Far out into the South China Sea, China is manufacturing mini-islands out of reefs, many of which used to be underwater at high tide. China is asserting sovereignty above and around these militarized specks in the congested cauldron of this sea. Through it and adjoining straits pass half the world’s seaborne tonnage; five of America’s most important 15 trading partners are in this region. Until President Donald Trump launches his many trade wars, those partners include China, which is America’s third-largest export market and largest source of imports. The Obama administration has rejected challenging China’s audacity by not sailing through its claimed territorial waters — within 12 miles — around the new reef-islands.

Henry J. Hendrix of the Center for a New American Security argues that, like the battleships which carriers were originally designed to support, carriers may now be too expensive and vulnerable. China has developed land-based anti-ship missiles to force carriers to operate so far from targets that manned aircraft might become less useful than unmanned combat aerial vehicles (UCAVs) operating from smaller, less expensive carriers.

The newest carrier, the USS Gerald R. Ford, to be commissioned next year, costs $12.8 billion. Add the costs of the air wing, the support of five surface combat ships and one attack submarine, and 6,700 sailors. The bill for operating a carrier group: $2.5 million a day. China, says Hendrix, could build more than 1,200 of its premier anti-ship missiles for the cost of one Ford carrier, and one of the 1,200 could achieve “mission-kill,” removing the carrier from the fight for months.

The bad news is that America’s entitlement state is devouring the federal budget. The good news might be this axiom: As money gets scarcer, people get smarter.

It might be smart to reduce spending on the astonishingly expensive and operationally dubious F-35 Joint Strike Fighter, and redirect the money to unmanned combat aircraft that could extend, for a while, the carriers’ viability. For $3 billion the Navy could have 10 more nimble littoral combat ships providing increased day-to-day presence. Furthermore, of the 14 Ohio-class ballistic missile submarines that were built for 30-year lives, the youngest is 17 and all might be kept in service until they are 40. Buying conventional guided-missile variants of these stealthy arsenals would bring many precision-strike missiles close to land targets, obviating anti-surface-ship missiles. The undersea component of the Navy is the most survivable, but it is not inexpensive: The first replacement of the Ohio-class submarines, due in 2021, will cost $9 billion, with subsequent ones costing about $5 billion in 2010 dollars.

War-fighting calculations are not, however, the only pertinent considerations. The Navy remains the primary manifestation of America’s military presence in the world, and carriers are, beyond their versatility, an especially emphatic presence.
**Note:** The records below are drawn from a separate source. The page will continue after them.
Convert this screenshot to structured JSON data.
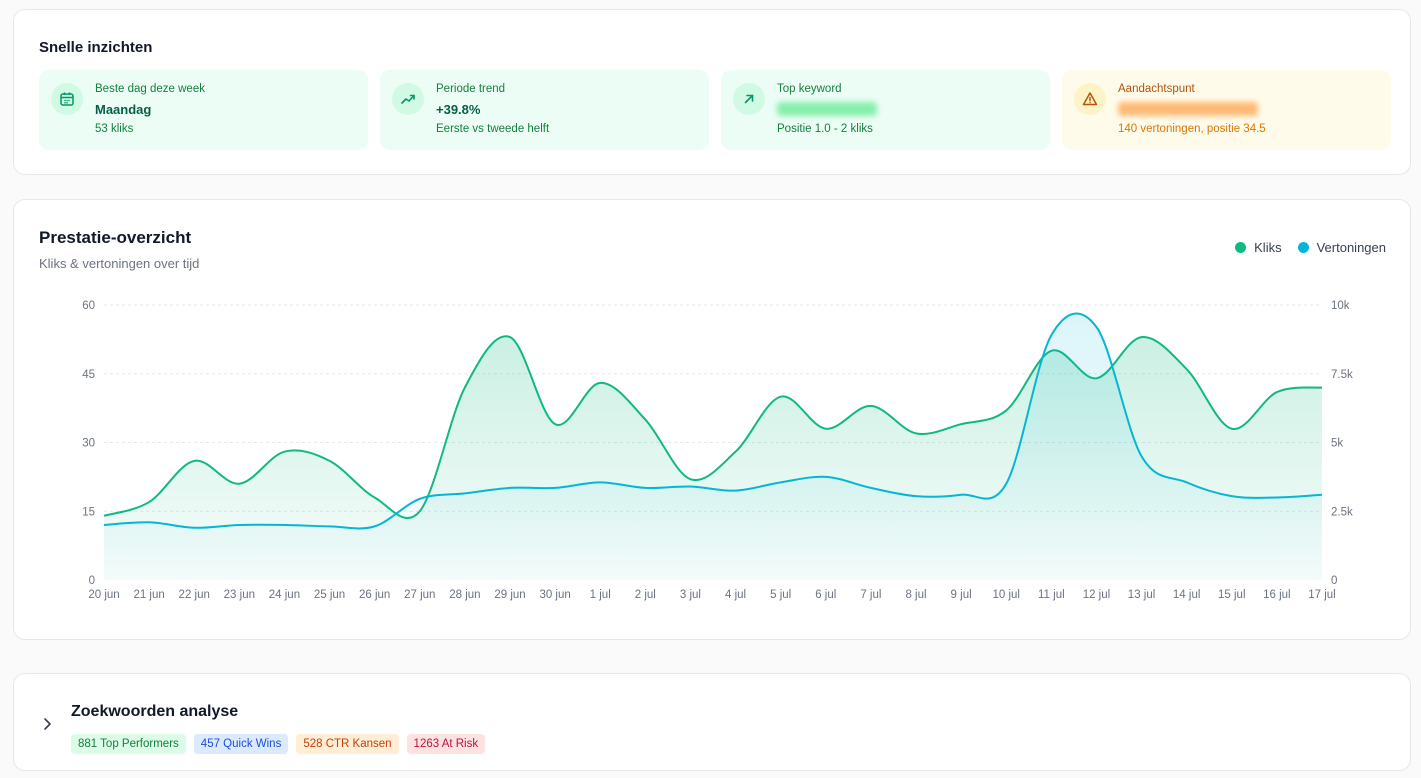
{
  "insights": {
    "title": "Snelle inzichten",
    "tiles": [
      {
        "label": "Beste dag deze week",
        "value": "Maandag",
        "sub": "53 kliks",
        "icon": "calendar-icon"
      },
      {
        "label": "Periode trend",
        "value": "+39.8%",
        "sub": "Eerste vs tweede helft",
        "icon": "trend-up-icon"
      },
      {
        "label": "Top keyword",
        "sub": "Positie 1.0 - 2 kliks",
        "icon": "arrow-up-right-icon"
      },
      {
        "label": "Aandachtspunt",
        "sub": "140 vertoningen, positie 34.5",
        "icon": "warning-icon"
      }
    ]
  },
  "performance": {
    "title": "Prestatie-overzicht",
    "subtitle": "Kliks & vertoningen over tijd",
    "legend": {
      "clicks": "Kliks",
      "impressions": "Vertoningen"
    }
  },
  "chart_data": {
    "type": "area",
    "categories": [
      "20 jun",
      "21 jun",
      "22 jun",
      "23 jun",
      "24 jun",
      "25 jun",
      "26 jun",
      "27 jun",
      "28 jun",
      "29 jun",
      "30 jun",
      "1 jul",
      "2 jul",
      "3 jul",
      "4 jul",
      "5 jul",
      "6 jul",
      "7 jul",
      "8 jul",
      "9 jul",
      "10 jul",
      "11 jul",
      "12 jul",
      "13 jul",
      "14 jul",
      "15 jul",
      "16 jul",
      "17 jul"
    ],
    "series": [
      {
        "name": "Kliks",
        "axis": "left",
        "color": "#10b981",
        "values": [
          14,
          17,
          26,
          21,
          28,
          26,
          18,
          15,
          42,
          53,
          34,
          43,
          35,
          22,
          28,
          40,
          33,
          38,
          32,
          34,
          37,
          50,
          44,
          53,
          46,
          33,
          41,
          42
        ]
      },
      {
        "name": "Vertoningen",
        "axis": "right",
        "color": "#06b6d4",
        "values": [
          2000,
          2100,
          1900,
          2000,
          2000,
          1950,
          1950,
          2950,
          3150,
          3350,
          3350,
          3550,
          3350,
          3400,
          3250,
          3550,
          3750,
          3350,
          3050,
          3100,
          3500,
          8900,
          9200,
          4500,
          3550,
          3050,
          3000,
          3100
        ]
      }
    ],
    "y_left": {
      "ticks": [
        "0",
        "15",
        "30",
        "45",
        "60"
      ],
      "range": [
        0,
        60
      ]
    },
    "y_right": {
      "ticks": [
        "0",
        "2.5k",
        "5k",
        "7.5k",
        "10k"
      ],
      "range": [
        0,
        10000
      ]
    },
    "grid": true,
    "legend": "top-right"
  },
  "keywords": {
    "title": "Zoekwoorden analyse",
    "badges": [
      {
        "label": "881 Top Performers",
        "bg": "#dcfce7",
        "fg": "#15803d"
      },
      {
        "label": "457 Quick Wins",
        "bg": "#dbeafe",
        "fg": "#1d4ed8"
      },
      {
        "label": "528 CTR Kansen",
        "bg": "#ffedd5",
        "fg": "#c2410c"
      },
      {
        "label": "1263 At Risk",
        "bg": "#fee2e2",
        "fg": "#be123c"
      }
    ]
  }
}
The Navy believes it does not need more than 11 carriers (counting the Ford), but that it cannot perform its myriad missions, from preserving the free flow of world commerce to bringing air power within range of the Islamic State, with fewer.

Day by day, hour by hour, there is no more complicated government job than that of the chief of naval operations (CNO). Beyond the management of moving pieces in every time zone, the CNO must attend to the maintenance of an industrial base capable of sustaining technological advantages with weapons systems that take decades moving from conception to deployment.
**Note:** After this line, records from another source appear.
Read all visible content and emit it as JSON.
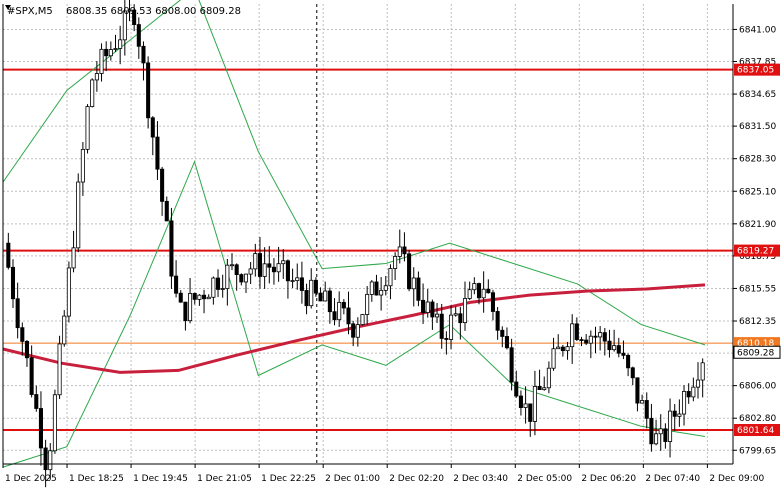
{
  "header": {
    "symbol": "#SPX,M5",
    "ohlc": "6808.35 6809.53 6808.00 6809.28"
  },
  "colors": {
    "background": "#ffffff",
    "grid": "#c0c0c0",
    "candle": "#000000",
    "support_resistance": "#e01010",
    "bid_line": "#f07820",
    "moving_average": "#c8203c",
    "bollinger": "#2ea84a"
  },
  "chart_data": {
    "type": "candlestick",
    "title": "",
    "xlabel": "",
    "ylabel": "",
    "ylim": [
      6798.3,
      6843.5
    ],
    "grid": true,
    "y_ticks": [
      "6841.00",
      "6837.85",
      "6834.65",
      "6831.50",
      "6828.30",
      "6825.10",
      "6821.90",
      "6818.75",
      "6815.55",
      "6812.35",
      "6809.20",
      "6806.00",
      "6802.80",
      "6799.65"
    ],
    "x_ticks": [
      "1 Dec 2025",
      "1 Dec 18:25",
      "1 Dec 19:45",
      "1 Dec 21:05",
      "1 Dec 22:25",
      "2 Dec 01:00",
      "2 Dec 02:20",
      "2 Dec 03:40",
      "2 Dec 05:00",
      "2 Dec 06:20",
      "2 Dec 07:40",
      "2 Dec 09:00"
    ],
    "horizontal_levels": [
      {
        "value": 6837.05,
        "label": "6837.05",
        "kind": "resistance"
      },
      {
        "value": 6819.27,
        "label": "6819.27",
        "kind": "resistance"
      },
      {
        "value": 6810.18,
        "label": "6810.18",
        "kind": "bid"
      },
      {
        "value": 6801.64,
        "label": "6801.64",
        "kind": "support"
      }
    ],
    "current_price": {
      "value": 6809.28,
      "label": "6809.28"
    },
    "session_separator_index": 4.9,
    "moving_average": [
      6809.6,
      6808.2,
      6807.3,
      6807.5,
      6809.0,
      6810.4,
      6811.7,
      6812.9,
      6814.2,
      6814.9,
      6815.3,
      6815.5,
      6815.9
    ],
    "bollinger_upper": [
      6826,
      6835,
      6840,
      6845,
      6829,
      6817.5,
      6818,
      6820,
      6818,
      6816,
      6812,
      6810
    ],
    "bollinger_lower": [
      6798,
      6800,
      6813,
      6828,
      6807,
      6810,
      6808,
      6812,
      6806,
      6804,
      6802,
      6801
    ],
    "key_prices": [
      6820,
      6798,
      6836,
      6843,
      6813,
      6817,
      6818,
      6815,
      6812,
      6819,
      6811,
      6816,
      6803,
      6812,
      6810,
      6800,
      6809
    ]
  }
}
Adm. Jonathan Greenert, who stepped down as CNO last month, says Chinese carriers are “rudimentary” but their pace of improvement is “extraordinary.” Also extraordinary, given America’s current political climate, is the bipartisan agreement that the Navy must grow. The Obama administration’s budget calls for the active duty fleet, which today has 273 ships, to reach more than 300 by 2020.

America was blown into world affairs by the 1898 explosion — an accident mistakenly blamed on Spain — that sank the USS Maine in Havana harbor. The Navy America chooses to maintain always indicates the nation’s current sense of its character and destiny. So, presidential aspirants — parsimonious Republicans and militarily ambivalent Democrats — should talk about the Navy they want to wield.